TRATAMIENTO PSÍQUICO
Nuestro estado mental es básico en nuestro estado de ánimo. Si no es por motivos “puramente” físicos, una mente sana es un cuerpo sano.
Tenemos la fea costumbre, no por culpa nuestra, de medicarnos ante cual anomalía física o psíquica, sin darle tiempo a nuestras propiedades inmunológicas de actuar. Estamos en la sociedad de la prisa: prisa para jugar, aprender, trabajar, me pregunto si para morir también... Tenemos tanta prisa para hacer las cosas, que nuestra vida pasa en un “pis-pas” y cuando nos damos cuenta, resulta que esas cosas en su mayoría eran vanales, habiendo perdido un tiempo precioso para dedicárselo a la familia, a aquellos hobbies que siempre soñamos y nunca hicimos..., para lo que nos diera la gana... leí en un sobre de azúcar que “muchas veces estamos tan empeñados en busca la felicidad plena, que no nos damos cuenta de todos aquellos momentos de alegría que nos dan parte de esa felicidad”.

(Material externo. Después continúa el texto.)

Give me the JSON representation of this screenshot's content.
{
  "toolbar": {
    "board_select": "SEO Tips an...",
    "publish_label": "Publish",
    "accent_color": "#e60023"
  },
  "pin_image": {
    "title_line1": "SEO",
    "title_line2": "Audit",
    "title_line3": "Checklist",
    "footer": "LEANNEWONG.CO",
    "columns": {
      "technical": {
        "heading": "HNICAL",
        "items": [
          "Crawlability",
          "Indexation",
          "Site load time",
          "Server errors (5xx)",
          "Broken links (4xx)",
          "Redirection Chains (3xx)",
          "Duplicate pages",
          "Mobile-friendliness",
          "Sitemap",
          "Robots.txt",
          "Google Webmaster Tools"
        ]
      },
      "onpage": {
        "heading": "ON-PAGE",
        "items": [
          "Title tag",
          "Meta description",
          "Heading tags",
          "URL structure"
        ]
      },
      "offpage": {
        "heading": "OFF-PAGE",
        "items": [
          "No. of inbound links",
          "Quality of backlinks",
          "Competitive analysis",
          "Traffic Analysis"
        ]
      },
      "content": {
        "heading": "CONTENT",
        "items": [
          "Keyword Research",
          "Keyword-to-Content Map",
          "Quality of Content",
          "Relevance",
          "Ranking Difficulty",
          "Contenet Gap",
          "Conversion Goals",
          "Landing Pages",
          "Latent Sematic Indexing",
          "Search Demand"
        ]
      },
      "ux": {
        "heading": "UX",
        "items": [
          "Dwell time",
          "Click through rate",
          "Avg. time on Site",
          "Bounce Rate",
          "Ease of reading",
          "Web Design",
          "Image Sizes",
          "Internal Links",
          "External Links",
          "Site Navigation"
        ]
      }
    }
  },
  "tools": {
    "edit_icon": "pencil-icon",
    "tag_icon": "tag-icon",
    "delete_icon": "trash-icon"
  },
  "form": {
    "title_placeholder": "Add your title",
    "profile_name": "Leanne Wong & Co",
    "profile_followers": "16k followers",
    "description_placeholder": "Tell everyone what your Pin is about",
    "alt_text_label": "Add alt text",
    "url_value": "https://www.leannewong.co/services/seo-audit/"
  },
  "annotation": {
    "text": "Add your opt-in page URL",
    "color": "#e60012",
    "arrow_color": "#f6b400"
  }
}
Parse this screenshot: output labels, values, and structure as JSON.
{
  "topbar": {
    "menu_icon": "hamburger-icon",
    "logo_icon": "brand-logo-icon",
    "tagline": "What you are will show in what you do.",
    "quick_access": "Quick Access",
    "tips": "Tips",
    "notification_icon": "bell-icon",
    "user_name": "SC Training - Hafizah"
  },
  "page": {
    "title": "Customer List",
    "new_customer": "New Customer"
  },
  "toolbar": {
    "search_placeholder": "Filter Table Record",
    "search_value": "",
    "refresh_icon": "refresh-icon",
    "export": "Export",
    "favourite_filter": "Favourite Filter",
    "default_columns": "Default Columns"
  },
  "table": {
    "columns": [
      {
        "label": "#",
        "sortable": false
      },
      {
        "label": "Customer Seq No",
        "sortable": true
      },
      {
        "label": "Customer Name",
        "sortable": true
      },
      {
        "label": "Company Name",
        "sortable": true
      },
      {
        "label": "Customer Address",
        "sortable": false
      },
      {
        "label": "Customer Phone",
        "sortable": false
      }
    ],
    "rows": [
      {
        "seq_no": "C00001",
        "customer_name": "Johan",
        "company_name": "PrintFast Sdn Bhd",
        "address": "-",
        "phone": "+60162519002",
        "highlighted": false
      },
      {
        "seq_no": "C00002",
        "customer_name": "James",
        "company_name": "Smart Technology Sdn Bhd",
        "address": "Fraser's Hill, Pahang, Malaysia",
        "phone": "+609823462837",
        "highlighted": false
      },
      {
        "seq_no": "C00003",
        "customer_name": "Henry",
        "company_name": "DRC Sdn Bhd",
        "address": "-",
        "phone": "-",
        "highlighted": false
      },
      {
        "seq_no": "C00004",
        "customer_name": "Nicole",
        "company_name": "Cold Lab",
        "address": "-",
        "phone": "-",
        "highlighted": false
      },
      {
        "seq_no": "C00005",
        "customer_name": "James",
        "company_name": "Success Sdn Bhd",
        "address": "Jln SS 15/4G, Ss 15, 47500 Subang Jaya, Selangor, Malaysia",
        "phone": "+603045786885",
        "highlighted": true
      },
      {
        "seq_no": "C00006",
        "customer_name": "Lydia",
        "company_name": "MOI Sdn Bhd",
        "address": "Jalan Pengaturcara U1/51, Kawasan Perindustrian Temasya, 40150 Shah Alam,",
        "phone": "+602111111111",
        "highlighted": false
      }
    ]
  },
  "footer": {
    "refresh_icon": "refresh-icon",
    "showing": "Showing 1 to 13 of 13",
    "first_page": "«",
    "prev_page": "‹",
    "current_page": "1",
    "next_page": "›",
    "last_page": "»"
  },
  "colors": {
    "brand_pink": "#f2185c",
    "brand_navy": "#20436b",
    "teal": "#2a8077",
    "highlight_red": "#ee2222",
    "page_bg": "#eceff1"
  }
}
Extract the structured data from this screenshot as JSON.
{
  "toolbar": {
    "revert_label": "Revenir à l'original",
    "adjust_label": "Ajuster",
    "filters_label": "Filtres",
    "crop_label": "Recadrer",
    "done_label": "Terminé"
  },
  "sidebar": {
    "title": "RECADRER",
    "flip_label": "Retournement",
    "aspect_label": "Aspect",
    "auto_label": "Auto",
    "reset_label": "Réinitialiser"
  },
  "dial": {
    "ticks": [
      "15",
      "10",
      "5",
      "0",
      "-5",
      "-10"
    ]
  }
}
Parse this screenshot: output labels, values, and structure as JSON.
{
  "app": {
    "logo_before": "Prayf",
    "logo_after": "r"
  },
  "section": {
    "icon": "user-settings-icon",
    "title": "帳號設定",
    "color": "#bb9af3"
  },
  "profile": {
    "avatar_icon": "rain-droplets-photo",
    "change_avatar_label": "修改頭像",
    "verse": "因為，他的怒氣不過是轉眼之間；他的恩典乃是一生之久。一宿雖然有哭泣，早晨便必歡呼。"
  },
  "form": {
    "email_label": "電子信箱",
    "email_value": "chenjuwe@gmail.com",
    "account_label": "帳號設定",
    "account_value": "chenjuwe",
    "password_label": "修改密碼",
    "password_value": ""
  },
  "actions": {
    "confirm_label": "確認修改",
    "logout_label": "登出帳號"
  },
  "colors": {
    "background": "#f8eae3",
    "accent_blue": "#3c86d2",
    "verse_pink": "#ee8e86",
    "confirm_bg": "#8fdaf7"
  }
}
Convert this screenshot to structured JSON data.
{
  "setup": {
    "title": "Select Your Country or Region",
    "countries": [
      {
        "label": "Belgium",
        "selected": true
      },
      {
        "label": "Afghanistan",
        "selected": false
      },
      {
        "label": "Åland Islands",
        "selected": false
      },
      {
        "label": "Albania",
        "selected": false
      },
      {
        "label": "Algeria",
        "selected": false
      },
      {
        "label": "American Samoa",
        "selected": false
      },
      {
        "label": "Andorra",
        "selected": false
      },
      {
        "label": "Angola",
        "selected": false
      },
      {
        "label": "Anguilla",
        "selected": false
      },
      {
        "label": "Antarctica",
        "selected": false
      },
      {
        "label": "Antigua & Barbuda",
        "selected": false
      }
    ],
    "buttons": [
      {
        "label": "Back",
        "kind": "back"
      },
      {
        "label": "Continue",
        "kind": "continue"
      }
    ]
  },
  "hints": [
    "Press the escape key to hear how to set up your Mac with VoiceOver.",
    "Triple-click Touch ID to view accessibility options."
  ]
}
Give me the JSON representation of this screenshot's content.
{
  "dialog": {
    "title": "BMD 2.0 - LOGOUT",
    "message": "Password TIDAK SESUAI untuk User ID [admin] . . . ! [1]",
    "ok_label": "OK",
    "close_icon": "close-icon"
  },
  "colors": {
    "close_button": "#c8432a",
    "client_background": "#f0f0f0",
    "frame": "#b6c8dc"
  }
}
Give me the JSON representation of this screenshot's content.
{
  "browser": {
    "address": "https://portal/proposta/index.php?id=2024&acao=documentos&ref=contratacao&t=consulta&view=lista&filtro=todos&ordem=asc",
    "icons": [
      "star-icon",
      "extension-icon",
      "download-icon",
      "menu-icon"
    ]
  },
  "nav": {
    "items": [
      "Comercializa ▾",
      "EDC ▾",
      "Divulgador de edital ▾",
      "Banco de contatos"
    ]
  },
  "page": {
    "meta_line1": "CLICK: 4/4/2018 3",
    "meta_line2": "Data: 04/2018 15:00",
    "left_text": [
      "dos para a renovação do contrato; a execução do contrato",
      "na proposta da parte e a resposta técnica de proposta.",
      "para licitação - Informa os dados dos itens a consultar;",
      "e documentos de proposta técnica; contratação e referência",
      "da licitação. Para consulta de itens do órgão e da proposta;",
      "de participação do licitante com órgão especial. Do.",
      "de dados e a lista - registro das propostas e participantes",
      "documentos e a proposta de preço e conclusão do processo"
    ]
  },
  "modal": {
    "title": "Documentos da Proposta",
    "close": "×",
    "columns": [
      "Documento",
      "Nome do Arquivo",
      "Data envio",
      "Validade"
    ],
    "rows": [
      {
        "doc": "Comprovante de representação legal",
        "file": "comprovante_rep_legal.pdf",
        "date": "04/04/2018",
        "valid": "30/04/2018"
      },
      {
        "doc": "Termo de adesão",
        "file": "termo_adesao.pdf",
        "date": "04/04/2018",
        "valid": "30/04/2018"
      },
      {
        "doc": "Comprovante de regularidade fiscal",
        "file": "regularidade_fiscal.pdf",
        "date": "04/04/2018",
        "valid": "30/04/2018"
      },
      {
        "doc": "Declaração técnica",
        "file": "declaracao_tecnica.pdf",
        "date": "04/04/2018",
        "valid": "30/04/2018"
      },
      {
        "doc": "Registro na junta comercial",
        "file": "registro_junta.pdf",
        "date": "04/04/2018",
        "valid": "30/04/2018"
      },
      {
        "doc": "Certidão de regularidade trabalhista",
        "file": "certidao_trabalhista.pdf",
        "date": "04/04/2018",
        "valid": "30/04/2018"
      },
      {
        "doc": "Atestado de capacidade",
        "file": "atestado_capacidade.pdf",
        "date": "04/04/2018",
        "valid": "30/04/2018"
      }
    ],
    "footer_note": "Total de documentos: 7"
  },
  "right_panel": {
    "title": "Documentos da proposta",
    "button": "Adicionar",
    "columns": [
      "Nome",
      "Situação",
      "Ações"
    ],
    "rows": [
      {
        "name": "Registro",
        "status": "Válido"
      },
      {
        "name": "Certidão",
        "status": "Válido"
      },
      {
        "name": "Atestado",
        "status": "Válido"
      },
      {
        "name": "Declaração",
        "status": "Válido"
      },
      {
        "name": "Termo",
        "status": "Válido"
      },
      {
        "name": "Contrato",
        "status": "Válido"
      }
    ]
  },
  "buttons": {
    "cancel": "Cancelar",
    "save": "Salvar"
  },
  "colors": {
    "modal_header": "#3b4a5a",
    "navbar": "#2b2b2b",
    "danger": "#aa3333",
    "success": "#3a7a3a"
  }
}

Tengo mucho trato con personas de la 3º edad y, en su mayoría coinciden en que si pudieran retroceder en el tiempo, dedicarían gran parte de éste a estar más tiempo con sus hijos y a desarrollar sus hobbies; ninguno me dice que lo utilizaría para trabajar mas o amasar más dinero. Mi padre me decía que el hombre más rico no es que más tiene, sino el que menos necesita, el que con menos se conforma.
¿Nos hemos preguntado alguna vez, si los jóvenes de hoy son tan agresivos porque han aprendido de nosotros a tener prisa? Si son así, ¿por que sienten desde jóvenes, frustración por no conseguir en poco tiempo lo que a nosotros nos ha costado tanto conseguir, a veces toda una vida? ¿Hablamos con ellos lo suficiente? ¿Les contamos anécdotas de nuestra niñez, juventud o madurez? ¿Les aconsejamos o les ordenamos?... Y ustedes jóvenes, ¿escuchan a sus mayores? ¿les abrazan, les sonríen, les hacen sentirse felices?... Son motivos, para algunos, que les hacen caer en picado en una depresión o estados de ansiedad y que, como siempre, pretendemos curar yendo al especialista que pretende también con antibióticos y antidepresivos, resolver lo que a larga termina, realmente, hundiéndoles mas en el fango... Son preguntas cuyas respuestas sólo están dentro de nosotros y que tenemos que tener la suficiente valentía para respondernos y paliar el daño en la medida de lo posible, antes de que sea tarde.
Por todo esto, y para no cansar, lo primero que hago cuando una persona (enfermo), viene a una terapia, de la índole que sea con estos síntomas de depresión, es trabajar la mente. Hago unas terapias de relajación mental a las que llamo “Terapia de los tres pasos” o “De los tres escalones”:
La primera para aprender a separar el cuerpo de la mente; “enseñarles” a dormir y descansar. El sueño es el gran reparador del cuerpo.
La segunda para una vez que se ha conseguido lo primero, aprender a resolver sus problemas intentando eliminarlos por si mismos.
La tercera para tener la suficiente fuerza mental como para afrontar los inconvenientes, en el momento en que se presentan, sin hacer montañas de granos de arena eliminando su meditación poco a poco. Llegan a dejarla completamente al llegar a esta terapia.